Britanya'da popüler kültür, geleneksel tat, moda ve değerlere meydan okuyan muhalif bir hareket olarak görülür. Popüler kültürün, alt grupları köreltmek ve pasifleştirmek ve elit çıkarları yansıtmak ve teşvik etmek için yukarıdan verilen yumuşak, yumuşak bir diyet olmadığı söylenir.

Alt sınıflar, gençler, kadınlar, ırk grupları ve diğer alt gruplar, popüler kültürü pasif bir şekilde absorbe etmiyorlar, fakat dezavantajlı durumlarının bir kısmı da dahil olmak üzere, yaşamlarının neyle ilgili olduğuna dair bir vizyon üretmede rol oynuyorlar.

Popüler kültür mutlaka ortak bir kültür değildir; çeşitliliği, dinleyicileri içindeki yaş, cinsiyet ve sınıf bölünmesini yansıtır. Örneğin, gençlik kültürünün sosyolojik çalışmaları, ayırt edici sınıf, bölgesel ve cinsel farklılıklar ile ilgili bir dizi alt kültür olduğunu göstermektedir. Popüler kültür genellikle, genellikle eğitimli yönetici azınlık gruplarının zevklerini ifade eden 'yüksek' veya 'elit' kültürüyle karşılaştırılır.

9. Elit Kültürü:

'Elit kültür' terimi genellikle bir toplumdaki sosyal olarak baskın bir grubun kültürünü ifade etmek için kullanılır. Bu baskın grup, üst sınıf, yönetici sınıf, aristokrat sınıf, elit vb. Gibi çeşitli isimlerle bilinir. Bir toplumda azınlık grubu oluşturan seçkinler, başkaları üzerinde güç ve etkiye sahiptir ve bir şekilde üstün olduğu kabul edilir.

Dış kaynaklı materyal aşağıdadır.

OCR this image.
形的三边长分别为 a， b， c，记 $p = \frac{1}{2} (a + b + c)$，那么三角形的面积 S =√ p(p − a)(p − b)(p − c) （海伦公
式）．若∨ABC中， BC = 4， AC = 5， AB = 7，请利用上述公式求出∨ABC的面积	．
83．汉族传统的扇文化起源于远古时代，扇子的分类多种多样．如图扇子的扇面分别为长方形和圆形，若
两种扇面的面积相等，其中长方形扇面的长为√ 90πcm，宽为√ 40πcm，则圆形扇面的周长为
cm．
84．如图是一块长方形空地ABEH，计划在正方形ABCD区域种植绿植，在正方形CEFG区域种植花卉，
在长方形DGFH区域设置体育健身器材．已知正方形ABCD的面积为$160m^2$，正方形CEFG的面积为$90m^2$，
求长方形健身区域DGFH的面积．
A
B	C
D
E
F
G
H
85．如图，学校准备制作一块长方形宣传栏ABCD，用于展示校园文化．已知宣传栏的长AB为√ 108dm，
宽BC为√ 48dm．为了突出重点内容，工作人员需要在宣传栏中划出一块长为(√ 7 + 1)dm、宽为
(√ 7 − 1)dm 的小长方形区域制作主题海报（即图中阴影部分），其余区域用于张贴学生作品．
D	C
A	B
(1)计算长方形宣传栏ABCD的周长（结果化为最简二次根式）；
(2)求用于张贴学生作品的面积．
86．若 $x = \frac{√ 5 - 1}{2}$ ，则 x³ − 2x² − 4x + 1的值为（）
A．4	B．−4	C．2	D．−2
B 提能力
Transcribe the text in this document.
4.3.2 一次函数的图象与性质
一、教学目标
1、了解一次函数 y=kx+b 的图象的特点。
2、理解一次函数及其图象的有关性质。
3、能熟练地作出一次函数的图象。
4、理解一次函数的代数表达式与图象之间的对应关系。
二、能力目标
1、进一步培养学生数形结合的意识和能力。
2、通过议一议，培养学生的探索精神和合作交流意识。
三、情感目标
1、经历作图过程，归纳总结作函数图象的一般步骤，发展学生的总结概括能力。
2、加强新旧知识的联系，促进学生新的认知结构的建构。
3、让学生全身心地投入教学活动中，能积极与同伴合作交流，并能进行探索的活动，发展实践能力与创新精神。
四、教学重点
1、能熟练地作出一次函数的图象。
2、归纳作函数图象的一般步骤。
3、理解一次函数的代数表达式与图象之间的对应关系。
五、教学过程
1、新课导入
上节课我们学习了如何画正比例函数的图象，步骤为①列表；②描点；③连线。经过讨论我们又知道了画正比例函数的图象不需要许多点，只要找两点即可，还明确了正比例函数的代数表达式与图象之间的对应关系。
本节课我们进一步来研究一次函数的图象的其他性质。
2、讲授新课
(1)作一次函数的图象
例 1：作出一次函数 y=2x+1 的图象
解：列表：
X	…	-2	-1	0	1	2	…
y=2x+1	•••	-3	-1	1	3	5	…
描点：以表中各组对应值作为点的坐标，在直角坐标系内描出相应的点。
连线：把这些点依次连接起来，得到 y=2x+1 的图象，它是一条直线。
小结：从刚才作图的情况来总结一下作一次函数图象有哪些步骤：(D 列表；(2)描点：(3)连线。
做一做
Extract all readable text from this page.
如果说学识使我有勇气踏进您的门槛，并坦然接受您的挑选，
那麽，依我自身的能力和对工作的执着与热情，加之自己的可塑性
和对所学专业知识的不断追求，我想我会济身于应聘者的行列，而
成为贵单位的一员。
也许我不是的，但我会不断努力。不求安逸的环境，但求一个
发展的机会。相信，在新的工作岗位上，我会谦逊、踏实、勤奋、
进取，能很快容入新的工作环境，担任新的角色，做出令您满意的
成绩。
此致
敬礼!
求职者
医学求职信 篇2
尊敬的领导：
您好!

Bu grup, genel olarak nüfusun geri kalanına kapalı olan farklı kariyer, eğlence ve yaşam tarzlarına erişime sahiptir. Bu grubun yaşama biçimi kitlelerinkilerden farklı. Genellikle, kültürleri snob taşlarına sahiptir.

Tüketim kalıpları Thorstein Veblen tarafından 'göze çarpan tüketim' olarak adlandırıldı. Birinin prestijini başkalarının gözünde belirtmek ya da arttırmak için malzeme bulundurma ve sergileme uygulamasıdır. 'Kitle kültürü' terimi 'elit kültür' ile eşlenmiştir. Kitle, 'geri kalanlar' anlamına geliyor, seçkin olmayanlar. 'Kitle' kelimesi çok sayıda insanı belirtmek için kullanılır.